The Toffees boss has spoken about correcting minor details and being encouraged by aspects of certain performances, but his acceptance that the perilous situation the club find themselves in, as they seek to safeguard their current 69-year existence in the top flight, It’s affecting the team. bodes well for Monday’s must-win game for Leicester.
Asked why he thought the results, now just one win in 10 games, had dropped, Dyche said: “Nerves, tension, concentration, preparation for the games.
“There have been injuries, suspensions, different players coming in and out of the side, all of those things go into it.
“You are looking to work in those periods when the challenges come. Like we did at Chelsea and Tottenham, we got good points.
“The two (occasions) that stick to me a bit are the second half against Fulham (losing 3-1 having tied) and the second half on Thursday (when they conceded three goals in 10 minutes in the 4-1 defeat against Newcastle ) without a shadow of a doubt.
“It’s hard when the games are fast because there’s not much you can do to prepare a team, it’s usually rest, recovery, some tactical planning and some tactical work.
“This (Newcastle loss) has to be brought to a close quickly because we have to be ready for Monday.
“I spoke to the players earlier in the week about the current mindset around performance.
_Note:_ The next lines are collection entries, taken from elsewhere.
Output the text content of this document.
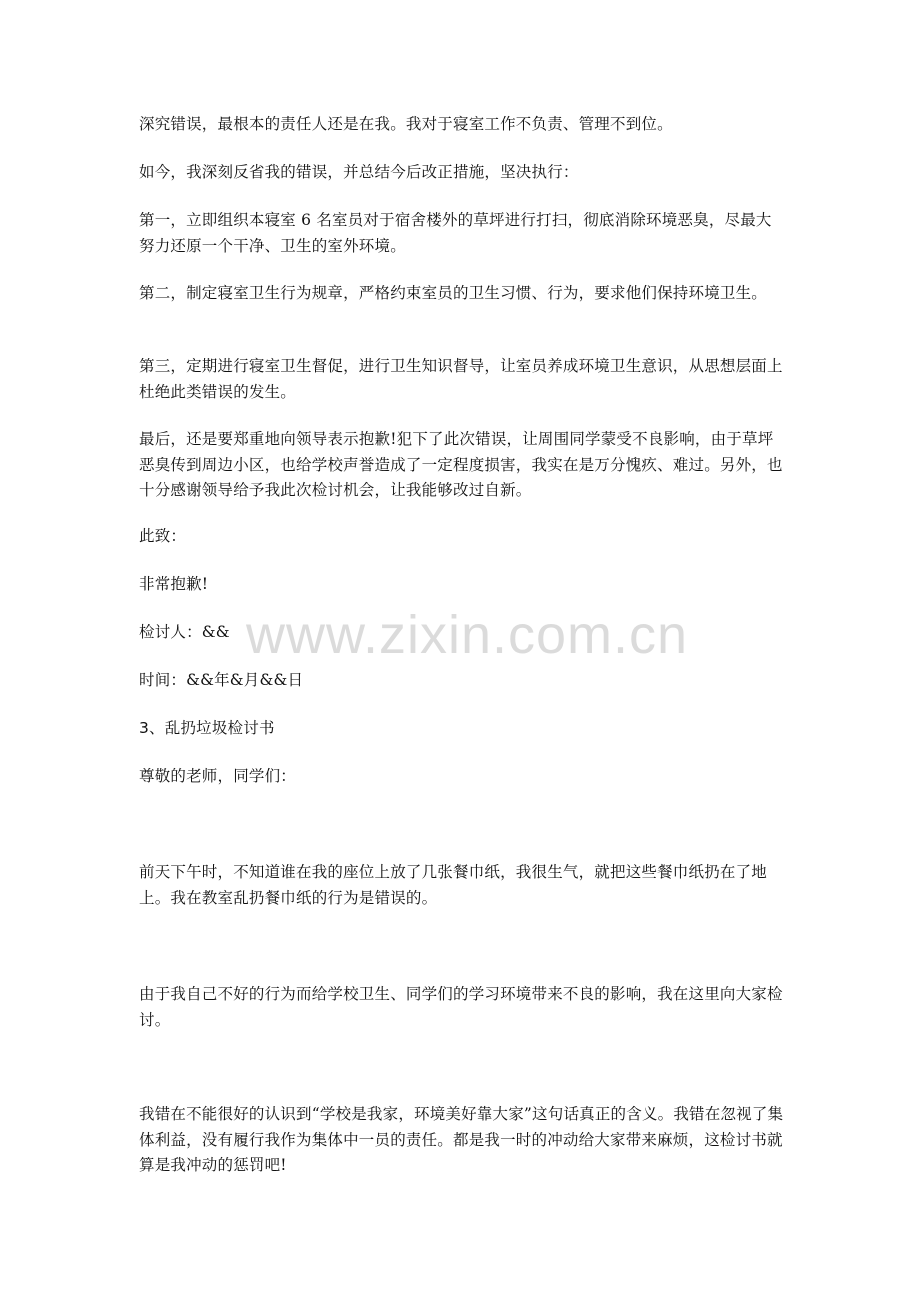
深究错误，最根本的责任人还是在我。我对于寝室工作不负责、管理不到位。

如今，我深刻反省我的错误，并总结今后改正措施，坚决执行：

第一，立即组织本寝室 6 名室员对于宿舍楼外的草坪进行打扫，彻底消除环境恶臭，尽最大努力还原一个干净、卫生的室外环境。

第二，制定寝室卫生行为规章，严格约束室员的卫生习惯、行为，要求他们保持环境卫生。

第三，定期进行寝室卫生督促，进行卫生知识督导，让室员养成环境卫生意识，从思想层面上杜绝此类错误的发生。

最后，还是要郑重地向领导表示抱歉!犯下了此次错误，让周围同学蒙受不良影响，由于草坪恶臭传到周边小区，也给学校声誉造成了一定程度损害，我实在是万分愧疚、难过。另外，也十分感谢领导给予我此次检讨机会，让我能够改过自新。

此致：

非常抱歉!

检讨人：&&

时间：&&年&月&&日

3、乱扔垃圾检讨书

尊敬的老师，同学们：

前天下午时，不知道谁在我的座位上放了几张餐巾纸，我很生气，就把这些餐巾纸扔在了地上。我在教室乱扔餐巾纸的行为是错误的。

由于我自己不好的行为而给学校卫生、同学们的学习环境带来不良的影响，我在这里向大家检讨。

我错在不能很好的认识到“学校是我家，环境美好靠大家”这句话真正的含义。我错在忽视了集体利益，没有履行我作为集体中一员的责任。都是我一时的冲动给大家带来麻烦，这检讨书就算是我冲动的惩罚吧!

www.zixin.com.cn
At this point in the season, everything comes down to the will, the demand and the mentality to face the games”.
Dyche hopes the return of captain Seamus Coleman will help bring some much-needed leadership to his relegation-threatened side.
The Republic of Ireland international has missed the last three games with a hamstring problem and in that time the Toffees have only picked up one point, conceded seven times and even in the goalless draw at Crystal Palace they looked overexposed on the right side.
Coleman is expected to be fit to regain his place in the squad and bolster a flank in which substitutes Mason Holgate, who was sent off for two yellow cards at Selhurst Park, and Ben Godfrey look out of reach.
The 34-year-old is also the more forward-thinking option of the three when it comes to having the confidence to overlap in attack, but it’s his experience that may be most needed as they head into a must-win game against the leicester.
“He is a very important player with his history and understanding of the club,” Dyche said.
“He has been a loss for us, so we hope he will return. Until the second goal (in Thursday’s 4-1 home loss to Newcastle) it was a very good performance, but after the second goal that’s the big challenge for me.
“Where did the mentality go? How quickly did that change? Who gets him again? Who on our team says ‘okay, okay, let’s get back on track with what we’re doing here’ because we weren’t a million miles away? You can’t wait for it to happen.”
Newcastle’s defeat was very damaging, not just because it left them with just two more home games, one of which is against Manchester City, to extend their 69-year stay in the top flight, but because of the effect it had on the moral.
The players looked fired up when the final whistle blew, by which time Goodison Park was half empty as the fans who had lined the streets to greet the team’s manager with their pyrotechnics and flags headed for the exits after the game came on. third for Newcastle.
Asked if he thought the team had lost the fans, Dyche added: “I don’t think so. I think they will support the club until the end.”